Algorithm uses EHR data to identify undiagnosed hypertension patients

Leveraging clinical data increases accuracy, efficiency of identifying and diagnosing high blood pressure.


A computerized algorithm used to analyze electronic health record data from 10 health centers was able to improve the identification and diagnosis of patients with hypertension in underserved communities.

The 10 health centers in Arkansas, California, Kentucky and Missouri were selected for the EHR analysis because they had a high prevalence of hypertension in their respective patient populations, compared with the national average, according to Margaret Meador, director of clinical integration and education at the National Association of Community Health Centers.

Meador, who led the study funded by the Centers for Disease Control and Prevention, contends that researchers developed an algorithm specifically for use in safety-net health centers to confirm elevated blood pressure readings and to diagnose patients with hypertension. Ultimately, Meador says what they discovered by mining EHR data were cases of undiagnosed hypertension.

“After implementation of algorithm-based interventions, diagnosed hypertension prevalence increased significantly from 34.5 percent to 36.7 percent,” according to the study, published in the March issue of The Joint Commission Journal on Quality and Patient Safety. “A cohort of patients was tracked from eight of the 10 health centers to assess follow-up evaluation and diagnosis rates; 65.2 percent completed a follow-up evaluation, of which 31.9 percent received a hypertension diagnosis.”

As a result, researchers concluded that undiagnosed hypertension is “hiding in plain sight” because of “provider inertia” characterized by a “conservative wait-and-see approach” in which clinicians order further follow-up “rather than diagnosing hypertension for those with repeated elevated blood pressure readings.”

Evaluating the pattern of blood pressure readings over time and making sure that these measurements were accurate was critical to the study, according to Meador, the lead author. “What you don’t want is a scenario where providers don’t believe the readings,” she notes. “We really had a lot of emphasis on ensuring accuracy of measurement.”
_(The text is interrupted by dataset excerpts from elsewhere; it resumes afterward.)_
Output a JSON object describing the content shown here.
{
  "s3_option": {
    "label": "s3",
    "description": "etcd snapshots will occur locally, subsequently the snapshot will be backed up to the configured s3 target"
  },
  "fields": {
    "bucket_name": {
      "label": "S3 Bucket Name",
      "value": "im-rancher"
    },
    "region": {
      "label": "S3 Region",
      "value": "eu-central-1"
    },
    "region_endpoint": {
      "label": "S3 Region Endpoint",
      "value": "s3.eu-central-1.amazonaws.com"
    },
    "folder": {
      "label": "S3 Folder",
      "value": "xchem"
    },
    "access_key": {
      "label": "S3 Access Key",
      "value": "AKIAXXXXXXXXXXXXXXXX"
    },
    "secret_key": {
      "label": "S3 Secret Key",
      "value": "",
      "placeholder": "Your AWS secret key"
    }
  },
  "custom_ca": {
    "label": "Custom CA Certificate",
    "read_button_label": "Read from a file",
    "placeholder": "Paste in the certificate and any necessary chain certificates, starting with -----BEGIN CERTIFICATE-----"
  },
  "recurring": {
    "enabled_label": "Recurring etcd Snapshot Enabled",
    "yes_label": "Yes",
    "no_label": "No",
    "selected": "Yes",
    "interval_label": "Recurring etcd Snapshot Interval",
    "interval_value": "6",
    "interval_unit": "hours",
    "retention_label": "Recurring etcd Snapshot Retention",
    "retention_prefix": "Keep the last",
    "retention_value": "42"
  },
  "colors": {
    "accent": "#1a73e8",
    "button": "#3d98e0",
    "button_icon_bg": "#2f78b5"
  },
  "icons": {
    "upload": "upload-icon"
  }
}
Also See: EHR analysis shows blood pressure can be too low

“It was a surprising finding that one in three patients were actually walking around with hypertension,” observes Meador. “I think all the health centers in the project were shocked at how many patients they had hiding in plain sight. However, this isn’t a health center issue. This is a national issue.”

Writing in an editorial accompanying the study in The Joint Commission Journal on Quality and Patient Safety, Stephen Persell, MD, associate professor at Northwestern Medicine, points out that about 32 percent of the U.S. adult population has hypertension, but 16 percent are not aware they have the condition. However, he asserts that there are system-level approaches that can be put into place to help make sure that opportunities to properly diagnose hypertension are not wasted.

“Meador and colleagues demonstrate the practical application of a population health strategy driven by electronic health record data to improve the diagnosis of hypertension in health centers that provide care to otherwise underserved populations and communities,” states Persell. “Their approach builds on prior work that systematically analyzed EHR data to find individuals with high blood pressure measurements and no hypertension diagnosis.”

While the CDC-funded study focused on health centers, Meador believes that the algorithm and supporting care processes could be applied to other healthcare settings, although it would require testing. “It’s not a highly sophisticated algorithm, but it can be translated into more sophisticated tools,” she adds. “It’s possible to do this in any EHR.”